The extent to which some folks in deep learning research waste entire datacenter-months of computational resources to produce nothing but hot air is just so sad. It's like watching a macaque smear expensive oil paint on thousands of pristine linen canvases.
François Chollet [@fchollet on Twitter]

The third and final reason is becoming even more obvious in the face of climate change and the current energy crisis: this is all very wasteful. I cannot see how using hundreds of thousands of GPU hours to find just the right hyperparameters that make a model gain a fraction of a percent on some general-purpose benchmark is a good use of our limited supplies of energy.

I understand the temptation to go big. Given what deep learning algorithms can do, it sometimes seems like “true” AI is right around the corner. If we just give it a bit more power, a bit more depth, a few billion parameters more... But I don’t think that’s going to work. And I don’t think that’s what we need AI to do right now.

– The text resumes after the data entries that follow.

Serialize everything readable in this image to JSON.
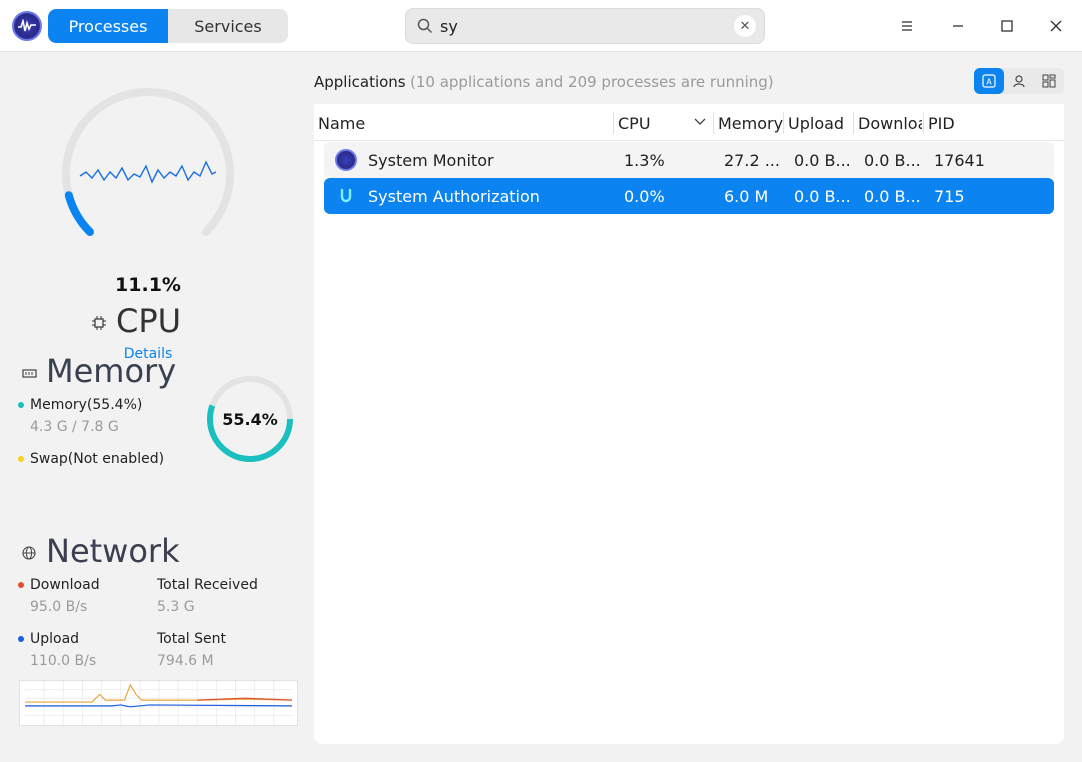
{
  "tabs": {
    "processes": "Processes",
    "services": "Services"
  },
  "search": {
    "value": "sy"
  },
  "cpu": {
    "percent": "11.1%",
    "title": "CPU",
    "details": "Details",
    "usage_fraction": 0.111
  },
  "memory": {
    "title": "Memory",
    "mem_label": "Memory(55.4%)",
    "mem_value": "4.3 G / 7.8 G",
    "swap_label": "Swap(Not enabled)",
    "ring_percent": "55.4%",
    "usage_fraction": 0.554,
    "mem_color": "#1bbfc0",
    "swap_color": "#f5d21b"
  },
  "network": {
    "title": "Network",
    "download_label": "Download",
    "download_value": "95.0 B/s",
    "total_received_label": "Total Received",
    "total_received_value": "5.3 G",
    "upload_label": "Upload",
    "upload_value": "110.0 B/s",
    "total_sent_label": "Total Sent",
    "total_sent_value": "794.6 M",
    "download_color": "#e0502d",
    "upload_color": "#1b5fe0"
  },
  "apps": {
    "title": "Applications",
    "subtitle": "(10 applications and 209 processes are running)",
    "columns": {
      "name": "Name",
      "cpu": "CPU",
      "memory": "Memory",
      "upload": "Upload",
      "download": "Downloa",
      "pid": "PID"
    },
    "rows": [
      {
        "name": "System Monitor",
        "cpu": "1.3%",
        "memory": "27.2 ...",
        "upload": "0.0 B...",
        "download": "0.0 B...",
        "pid": "17641"
      },
      {
        "name": "System Authorization",
        "cpu": "0.0%",
        "memory": "6.0 M",
        "upload": "0.0 B...",
        "download": "0.0 B...",
        "pid": "715"
      }
    ]
  },
  "accent": "#0b83f0"
}
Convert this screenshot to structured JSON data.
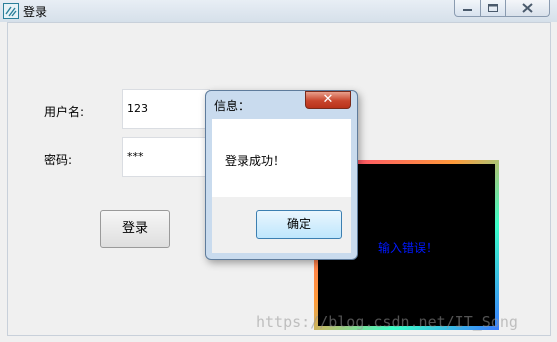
{
  "window": {
    "title": "登录"
  },
  "form": {
    "username_label": "用户名:",
    "username_value": "123",
    "password_label": "密码:",
    "password_value": "***",
    "login_button": "登录"
  },
  "error_panel": {
    "text": "输入错误！",
    "text_color": "#0018ff"
  },
  "dialog": {
    "title": "信息：",
    "message": "登录成功！",
    "ok_button": "确定",
    "close_glyph": "✕"
  },
  "watermark": "https://blog.csdn.net/IT_Song"
}
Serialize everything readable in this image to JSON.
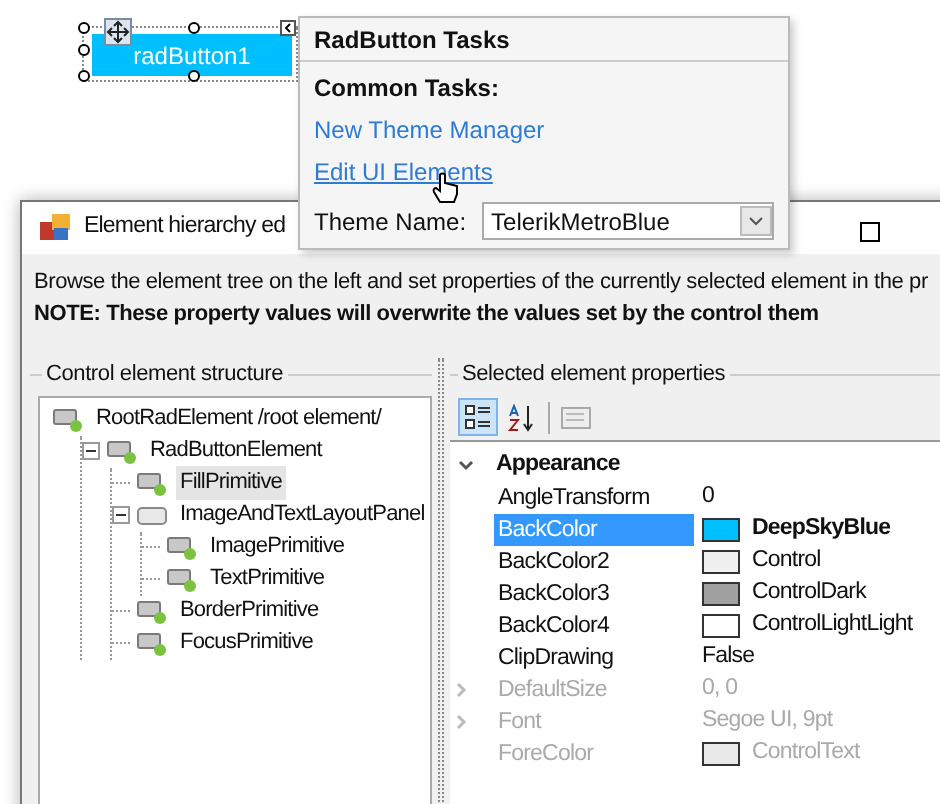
{
  "designer_button": {
    "label": "radButton1"
  },
  "tasks_panel": {
    "title": "RadButton Tasks",
    "section": "Common Tasks:",
    "links": [
      "New Theme Manager",
      "Edit UI Elements"
    ],
    "theme_label": "Theme Name:",
    "theme_value": "TelerikMetroBlue"
  },
  "dialog": {
    "title": "Element hierarchy ed",
    "description": "Browse the element tree on the left and set properties of the currently selected element in the pr",
    "note": "NOTE: These property values will overwrite the values set by the control them",
    "tree_group": "Control element structure",
    "tree": [
      {
        "label": "RootRadElement /root element/",
        "selected": false,
        "children": [
          {
            "label": "RadButtonElement",
            "selected": false,
            "expanded": true,
            "children": [
              {
                "label": "FillPrimitive",
                "selected": true
              },
              {
                "label": "ImageAndTextLayoutPanel",
                "selected": false,
                "expanded": true,
                "children": [
                  {
                    "label": "ImagePrimitive",
                    "selected": false
                  },
                  {
                    "label": "TextPrimitive",
                    "selected": false
                  }
                ]
              },
              {
                "label": "BorderPrimitive",
                "selected": false
              },
              {
                "label": "FocusPrimitive",
                "selected": false
              }
            ]
          }
        ]
      }
    ],
    "props_group": "Selected element properties",
    "toolbar": [
      {
        "kind": "categorized",
        "selected": true
      },
      {
        "kind": "alphabetical",
        "selected": false
      },
      {
        "kind": "pages",
        "selected": false
      }
    ],
    "category": "Appearance",
    "properties": [
      {
        "name": "AngleTransform",
        "value": "0",
        "selected": false,
        "faded": false
      },
      {
        "name": "BackColor",
        "value": "DeepSkyBlue",
        "color": "#00bfff",
        "selected": true,
        "bold": true,
        "faded": false
      },
      {
        "name": "BackColor2",
        "value": "Control",
        "color": "#f0f0f0",
        "selected": false,
        "faded": false
      },
      {
        "name": "BackColor3",
        "value": "ControlDark",
        "color": "#a0a0a0",
        "selected": false,
        "faded": false
      },
      {
        "name": "BackColor4",
        "value": "ControlLightLight",
        "color": "#ffffff",
        "selected": false,
        "faded": false
      },
      {
        "name": "ClipDrawing",
        "value": "False",
        "selected": false,
        "faded": false
      },
      {
        "name": "DefaultSize",
        "value": "0, 0",
        "selected": false,
        "faded": true,
        "expandable": true
      },
      {
        "name": "Font",
        "value": "Segoe UI, 9pt",
        "selected": false,
        "faded": true,
        "expandable": true
      },
      {
        "name": "ForeColor",
        "value": "ControlText",
        "color": "#e8e8e8",
        "selected": false,
        "faded": true
      }
    ]
  }
}
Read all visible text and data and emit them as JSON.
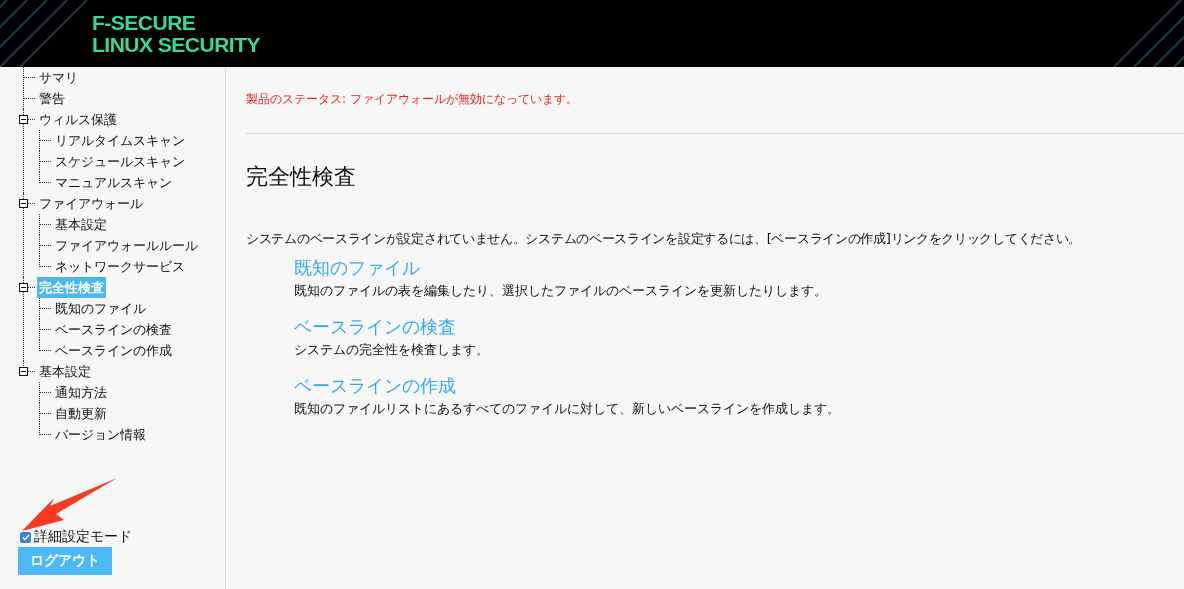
{
  "header": {
    "logo_lines": [
      "F-SECURE",
      "LINUX SECURITY"
    ]
  },
  "sidebar": {
    "tree": [
      {
        "label": "サマリ",
        "selected": false
      },
      {
        "label": "警告",
        "selected": false
      },
      {
        "label": "ウィルス保護",
        "selected": false,
        "expanded": true,
        "children": [
          {
            "label": "リアルタイムスキャン",
            "selected": false
          },
          {
            "label": "スケジュールスキャン",
            "selected": false
          },
          {
            "label": "マニュアルスキャン",
            "selected": false
          }
        ]
      },
      {
        "label": "ファイアウォール",
        "selected": false,
        "expanded": true,
        "children": [
          {
            "label": "基本設定",
            "selected": false
          },
          {
            "label": "ファイアウォールルール",
            "selected": false
          },
          {
            "label": "ネットワークサービス",
            "selected": false
          }
        ]
      },
      {
        "label": "完全性検査",
        "selected": true,
        "expanded": true,
        "children": [
          {
            "label": "既知のファイル",
            "selected": false
          },
          {
            "label": "ベースラインの検査",
            "selected": false
          },
          {
            "label": "ベースラインの作成",
            "selected": false
          }
        ]
      },
      {
        "label": "基本設定",
        "selected": false,
        "expanded": true,
        "children": [
          {
            "label": "通知方法",
            "selected": false
          },
          {
            "label": "自動更新",
            "selected": false
          },
          {
            "label": "バージョン情報",
            "selected": false
          }
        ]
      }
    ],
    "advanced_mode": {
      "label": "詳細設定モード",
      "checked": true
    },
    "logout_button": "ログアウト"
  },
  "main": {
    "status": "製品のステータス: ファイアウォールが無効になっています。",
    "title": "完全性検査",
    "intro": "システムのベースラインが設定されていません。システムのベースラインを設定するには、[ベースラインの作成]リンクをクリックしてください。",
    "links": [
      {
        "title": "既知のファイル",
        "description": "既知のファイルの表を編集したり、選択したファイルのベースラインを更新したりします。"
      },
      {
        "title": "ベースラインの検査",
        "description": "システムの完全性を検査します。"
      },
      {
        "title": "ベースラインの作成",
        "description": "既知のファイルリストにあるすべてのファイルに対して、新しいベースラインを作成します。"
      }
    ]
  }
}
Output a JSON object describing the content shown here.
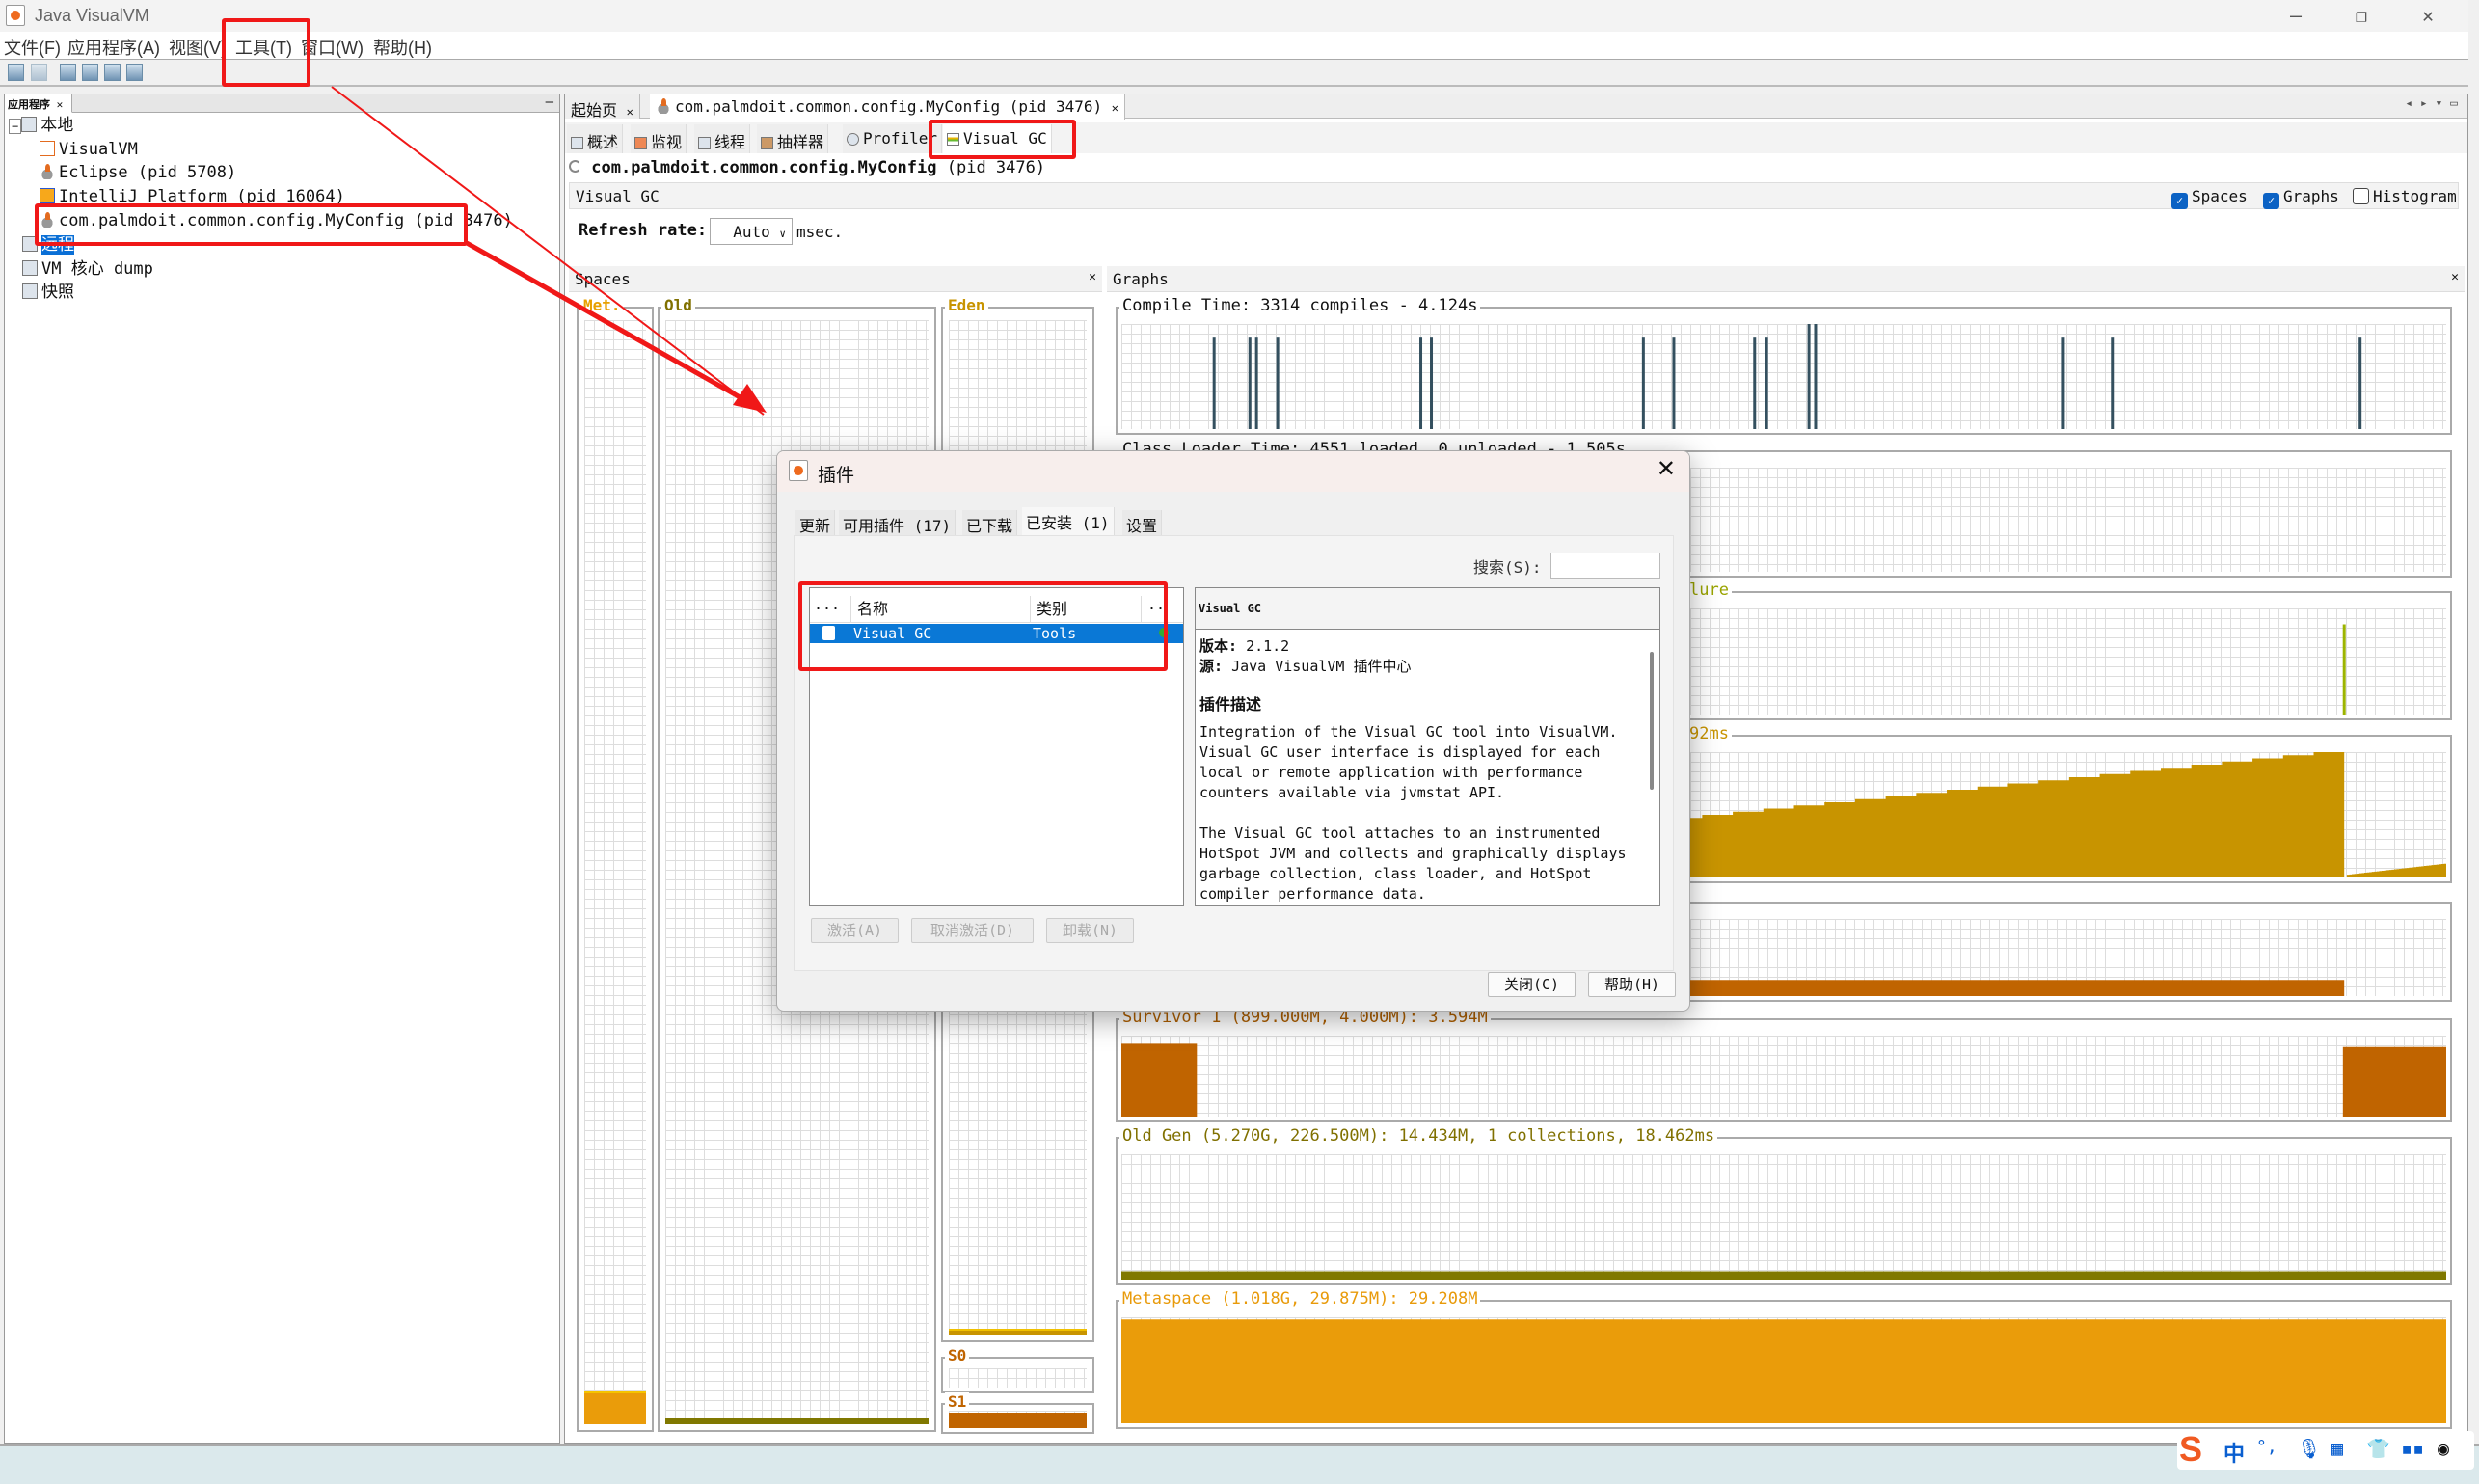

In medical image analysis, the key challenge, in my opinion, is not in designing bigger, more complex networks, but in creating better datasets, clinically relevant tasks, and evaluation methods, in the absence of a clear, definitive ground truth (for more on that, see my PhD thesis [5]!). Other fields will have their own, sometimes similar, challenges. Challenges that won’t be solved by blindly applying huge models, but by actually focusing on the practical applications of those models outside of controlled benchmarks.